The package provides both command line tools and a Python API for easy integration into analysis pipelines. It ships with several pre-trained models for common use cases like human and mouse TCR and BCR chains. Custom models can also be trained on new datasets.

image

Documentation

Extensive documentation can be found here.

Installation

SoNNia is a python software. It is available on PyPI and can be downloaded and installed through pip:

pip install sonnia

For mac user on new metal devices, make sure to install additional dependencies (i.e. tensorflow-metal) to make tensorflow work with the GPU. CPU version is also available and, given the small size of the models, it should be sufficient for most use cases.
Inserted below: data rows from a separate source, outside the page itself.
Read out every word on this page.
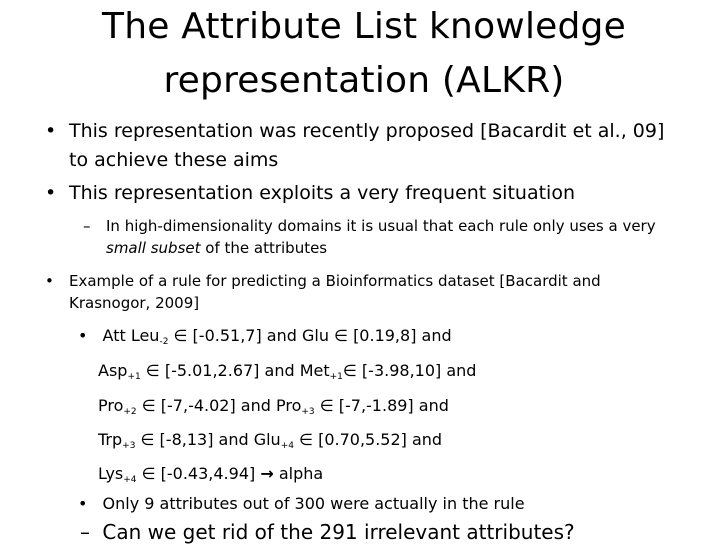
The Attribute List knowledge representation (ALKR)
• This representation was recently proposed [Bacardit et al., 09] to achieve these aims
• This representation exploits a very frequent situation
–	In high-dimensionality domains it is usual that each rule only uses a very small subset of the attributes
•	Example of a rule for predicting a Bioinformatics dataset [Bacardit and Krasnogor, 2009]
• Att Leu$_{-2}$ ∈ [-0.51,7] and Glu ∈ [0.19,8] and
Asp$_{+1}$ ∈ [-5.01,2.67] and Met$_{+1}$∈ [-3.98,10] and
Pro$_{+2}$ ∈ [-7,-4.02] and Pro$_{+3}$ ∈ [-7,-1.89] and
Trp$_{+3}$ ∈ [-8,13] and Glu$_{+4}$ ∈ [0.70,5.52] and
Lys$_{+4}$ ∈ [-0.43,4.94] → alpha
• Only 9 attributes out of 300 were actually in the rule
– Can we get rid of the 291 irrelevant attributes?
SoNNia is also available on GitHub. The command line entry points can be installed by using the setup.py script:

pip install .

References

Isacchini G, Walczak AM, Mora T, Nourmohammad A, Deep generative selection models of T and B cell receptor repertoires with soNNia, (2021) PNAS, https://www.pnas.org/content/118/14/e2023141118.short

Important Notes

Dataset size requirements

  • For datasets < 100,000 clones: Use linear SONIA model
  • For larger datasets: Can use non-linear SoNNia models

Using neural networks on small datasets risks overfitting due to the large number of parameters that need to be learned. The neural network may learn noise patterns in the training data rather than true underlying relationships. This is why we recommend using the simpler linear SONIA model for datasets with fewer than 100,000 clones, as it has fewer parameters and is less prone to overfitting. The non-linear SoNNia models are better suited for larger datasets where there is enough data to reliably learn complex patterns.

CDR3 sequence definition

This code is quite flexible, however it does demand a very consistent definition of CDR3 (junction) sequences.

CHECK THE DEFINITION OF THE CDR3 REGION OF THE SEQUENCES YOU INPUT. This will likely be the most often problem that occurs.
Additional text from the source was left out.